We should probably mention that in the release notes.
> Code does different things depending if derby.locks.deadlockTrace=true is set
> -----------------------------------------------------------------------------
>
> Key: DERBY-5564
> URL: https://issues.apache.org/jira/browse/DERBY-5564
> Project: Derby
> Issue Type: Bug
> Components: Network Client, Network Server
> Affects Versions: 10.8.2.2
> Environment: Solaris 10
> Glassfish V2.1.1
> Reporter: Brett Bergquist
> Assignee: Mike Matrigali
> Attachments: DERBY-5564.patch
>
>
> I see a problem in the code handling lock timeout exceptions.

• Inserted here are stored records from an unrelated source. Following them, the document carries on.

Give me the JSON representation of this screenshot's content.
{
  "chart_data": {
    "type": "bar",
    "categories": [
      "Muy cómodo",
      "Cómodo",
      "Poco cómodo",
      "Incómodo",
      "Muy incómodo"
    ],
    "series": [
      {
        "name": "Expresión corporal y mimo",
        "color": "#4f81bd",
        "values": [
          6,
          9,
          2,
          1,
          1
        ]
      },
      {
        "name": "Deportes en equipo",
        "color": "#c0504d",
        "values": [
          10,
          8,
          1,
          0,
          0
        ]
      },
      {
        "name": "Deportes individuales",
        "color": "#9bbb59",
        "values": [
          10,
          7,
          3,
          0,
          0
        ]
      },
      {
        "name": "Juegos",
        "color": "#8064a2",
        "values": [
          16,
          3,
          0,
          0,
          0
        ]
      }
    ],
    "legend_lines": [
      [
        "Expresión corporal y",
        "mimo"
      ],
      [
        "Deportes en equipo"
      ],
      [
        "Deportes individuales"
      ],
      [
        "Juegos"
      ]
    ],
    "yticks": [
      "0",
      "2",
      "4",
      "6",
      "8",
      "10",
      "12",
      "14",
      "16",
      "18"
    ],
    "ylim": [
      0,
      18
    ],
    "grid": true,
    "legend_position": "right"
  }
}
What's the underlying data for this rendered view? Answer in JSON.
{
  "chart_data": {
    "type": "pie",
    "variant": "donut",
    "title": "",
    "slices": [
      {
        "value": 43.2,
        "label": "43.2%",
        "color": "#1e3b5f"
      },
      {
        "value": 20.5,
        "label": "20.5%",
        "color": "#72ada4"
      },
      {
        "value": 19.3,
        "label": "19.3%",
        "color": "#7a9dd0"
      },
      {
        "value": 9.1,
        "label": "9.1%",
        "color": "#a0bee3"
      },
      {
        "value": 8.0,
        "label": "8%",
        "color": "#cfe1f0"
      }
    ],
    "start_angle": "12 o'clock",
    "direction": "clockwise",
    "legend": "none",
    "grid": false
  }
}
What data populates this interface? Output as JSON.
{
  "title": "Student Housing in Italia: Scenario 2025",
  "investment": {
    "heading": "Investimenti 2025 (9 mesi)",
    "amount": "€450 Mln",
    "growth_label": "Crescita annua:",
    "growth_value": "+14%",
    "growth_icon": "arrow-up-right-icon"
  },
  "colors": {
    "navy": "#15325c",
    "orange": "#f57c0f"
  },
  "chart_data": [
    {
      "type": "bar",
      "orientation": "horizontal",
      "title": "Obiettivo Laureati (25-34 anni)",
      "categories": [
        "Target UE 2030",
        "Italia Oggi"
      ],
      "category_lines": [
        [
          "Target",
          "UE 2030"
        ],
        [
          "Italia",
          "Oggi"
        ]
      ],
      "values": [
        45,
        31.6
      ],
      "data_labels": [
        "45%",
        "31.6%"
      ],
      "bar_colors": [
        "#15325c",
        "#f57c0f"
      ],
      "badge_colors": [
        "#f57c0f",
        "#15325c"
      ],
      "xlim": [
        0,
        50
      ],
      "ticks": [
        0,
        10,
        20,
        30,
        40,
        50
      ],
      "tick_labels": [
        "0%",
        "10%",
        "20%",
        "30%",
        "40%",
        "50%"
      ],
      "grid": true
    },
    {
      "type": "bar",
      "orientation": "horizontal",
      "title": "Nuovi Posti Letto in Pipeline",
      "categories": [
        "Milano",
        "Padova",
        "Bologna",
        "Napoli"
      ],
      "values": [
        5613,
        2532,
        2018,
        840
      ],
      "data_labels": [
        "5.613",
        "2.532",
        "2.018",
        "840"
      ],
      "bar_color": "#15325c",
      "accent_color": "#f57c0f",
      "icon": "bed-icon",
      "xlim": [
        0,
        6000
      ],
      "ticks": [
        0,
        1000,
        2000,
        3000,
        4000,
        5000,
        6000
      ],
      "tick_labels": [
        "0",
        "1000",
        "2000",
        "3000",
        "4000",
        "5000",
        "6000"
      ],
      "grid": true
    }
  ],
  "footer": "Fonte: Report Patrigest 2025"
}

In the code in
> various places there are calls such as:
> // 2 kinds of errors here expected here. Either container not
> // found or could not obtain lock (LOCK_TIMEOUT or DEADLOCK).
> //
> // It is possible by the time this post commit work gets
> scheduled
> // that the container has been dropped and that the open
> container
> // call will return null - in this case just return assuming no
> // work to be done.
> if
> (se.getMessageId().equals(SQLState.LOCK_TIMEOUT) ||
>
> se.getMessageId().equals(SQLState.DEADLOCK))
> Or
> // First try to do the work in the nested transaction. Fail if we
> can't
> // get a lock immediately.
> if ( nestedTransaction != null )
> {
> try {
> return updateCurrentValueOnDisk( nestedTransaction, oldValue,
> newValue, false );
> }
> catch (StandardException se)
> {
> if ( !se.getMessageId().equals( SQLState.LOCK_TIMEOUT ) ) {
> throw se; }
> }
> Or
> // exception might have occured either container got dropper or
> lock not granted.
> // It is possible by the time this post commit work gets
> scheduled
> // that the container has been dropped and that the open
> container
> // call will return null - in this case just return assuming no
> // work to be done.
> //If this expcetion is
> because lock could not be obtained , work is requeued.
> if
> (se.getMessageId().equals(SQLState.LOCK_TIMEOUT) ||
>
> se.getMessageId().equals(SQLState.DEADLOCK))
> {
> requeue_work
> = true;
> }
> The problem that I see is that if the property
> "derby.locks.deadlockTrace=true" is set, then instead of a
> SQLState.LOCK_TIMEOUT, the code will see a SQLState.LOCK_TIMEOUT_LOG. Note
> that this is not being checked for in the above tests and others as well, so
> now the code behavior is going to change basd on whether the lock tracing is
> enabled or not.
> I think that 99% of the code that is testing for SQLState.LOCK_TIMEOUT should
> also be checking for SQLState.LOCK_TIMEOUT_LOG as well. I only see one
> place in DDLConstantAction where it is explicitly mentioned that
> SQLState.LOCK_TIMEOUT_LOG is not being looked at.